Erika Berger passou o final do dia no pronto-socorro do hospital de Nacka, e não relaxando no sofá, em frente à tevê, como pretendia. O caco de vidro penetrara tão fundo que a hemorragia não parava, e durante o exame perceberam que ainda havia um estilhaço pontiagudo alojado no calcanhar que precisava ser extraído. De modo que ela foi brindada com uma anestesia local e três pontos.

Durante toda a sua permanência no hospital, Erika Berger ficou reclamando intimamente e tentando ligar ora para Lars Beckman, ora para Mikael Blomkvist. Porém nem seu marido nem seu amante se dignaram a responder. Por volta das dez da noite, seu pé estava empacotado numa enorme bandagem. Emprestaram-lhe muletas e ela pegou um táxi para voltar para casa.

Mancando sobre um pé e a ponta dos artelhos do outro, passou algum tempo varrendo a sala e encomendando uma vidraça nova à SOS Vidros. Teve sorte. A noite estava calma no centro da cidade e o vidraceiro chegou em vinte minutos. Então a sorte virou. A janela da sala era tão grande que não tinham vidro adequado em estoque.
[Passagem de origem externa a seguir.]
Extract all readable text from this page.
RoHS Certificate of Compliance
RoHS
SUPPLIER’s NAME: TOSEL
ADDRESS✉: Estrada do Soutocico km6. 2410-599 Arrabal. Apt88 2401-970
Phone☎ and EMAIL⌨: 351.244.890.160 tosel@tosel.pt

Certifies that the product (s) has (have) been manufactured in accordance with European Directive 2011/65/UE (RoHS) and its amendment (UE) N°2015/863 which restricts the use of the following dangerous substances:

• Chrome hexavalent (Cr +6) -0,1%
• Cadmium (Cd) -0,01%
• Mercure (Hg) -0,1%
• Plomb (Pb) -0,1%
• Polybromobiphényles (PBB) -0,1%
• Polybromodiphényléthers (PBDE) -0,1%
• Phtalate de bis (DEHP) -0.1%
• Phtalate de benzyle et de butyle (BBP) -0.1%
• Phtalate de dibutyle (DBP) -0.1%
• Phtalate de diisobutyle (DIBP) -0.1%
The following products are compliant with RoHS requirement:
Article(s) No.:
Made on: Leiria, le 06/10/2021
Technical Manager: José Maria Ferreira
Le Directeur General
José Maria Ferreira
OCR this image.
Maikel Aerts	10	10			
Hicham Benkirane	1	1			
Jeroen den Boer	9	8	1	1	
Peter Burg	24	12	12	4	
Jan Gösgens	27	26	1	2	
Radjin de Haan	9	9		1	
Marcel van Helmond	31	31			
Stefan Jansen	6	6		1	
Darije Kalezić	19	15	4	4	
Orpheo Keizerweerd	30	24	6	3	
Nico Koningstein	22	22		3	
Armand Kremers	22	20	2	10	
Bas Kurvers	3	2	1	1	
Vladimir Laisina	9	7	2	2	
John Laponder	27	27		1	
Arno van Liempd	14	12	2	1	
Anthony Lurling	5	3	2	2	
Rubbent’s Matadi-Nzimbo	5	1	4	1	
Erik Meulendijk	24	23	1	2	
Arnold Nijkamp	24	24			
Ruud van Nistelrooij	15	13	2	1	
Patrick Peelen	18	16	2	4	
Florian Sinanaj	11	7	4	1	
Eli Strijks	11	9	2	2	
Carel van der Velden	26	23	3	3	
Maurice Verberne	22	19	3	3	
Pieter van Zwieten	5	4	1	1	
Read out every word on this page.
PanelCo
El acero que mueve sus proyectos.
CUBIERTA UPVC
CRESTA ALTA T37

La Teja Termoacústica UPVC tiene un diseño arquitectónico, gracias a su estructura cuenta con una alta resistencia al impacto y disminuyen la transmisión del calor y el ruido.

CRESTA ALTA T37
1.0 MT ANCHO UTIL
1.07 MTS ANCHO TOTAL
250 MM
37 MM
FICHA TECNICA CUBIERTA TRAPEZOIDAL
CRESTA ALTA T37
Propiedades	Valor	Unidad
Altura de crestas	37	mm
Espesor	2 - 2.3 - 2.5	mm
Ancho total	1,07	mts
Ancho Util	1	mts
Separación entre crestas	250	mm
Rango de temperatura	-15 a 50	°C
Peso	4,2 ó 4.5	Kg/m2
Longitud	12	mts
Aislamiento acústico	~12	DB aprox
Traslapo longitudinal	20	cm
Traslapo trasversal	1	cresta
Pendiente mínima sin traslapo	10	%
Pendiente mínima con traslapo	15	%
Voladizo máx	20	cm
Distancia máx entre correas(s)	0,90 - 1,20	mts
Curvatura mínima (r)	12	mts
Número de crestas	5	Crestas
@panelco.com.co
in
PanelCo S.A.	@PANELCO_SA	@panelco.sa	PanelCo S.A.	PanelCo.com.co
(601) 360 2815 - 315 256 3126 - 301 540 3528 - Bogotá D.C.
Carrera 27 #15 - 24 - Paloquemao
O vidraceiro sugeriu que a tapassem provisoriamente com uma chapa de compensado, o que ela aceitou agradecida.

Enquanto o homem instalava o compensado, ela ligou para o plantão da empresa de segurança NIP, Nacka Integrated Protection, e perguntou por quê, porra, o sofisticado alarme não tinha disparado quando jogaram um tijolo na maior janela da sua casa de duzentos e cinqüenta metros quadrados.

Um carro da NIP foi despachado para verificar e constatou-se que o técnico que fizera a instalação vários anos antes esquecera de ligar os fios da janela da sala.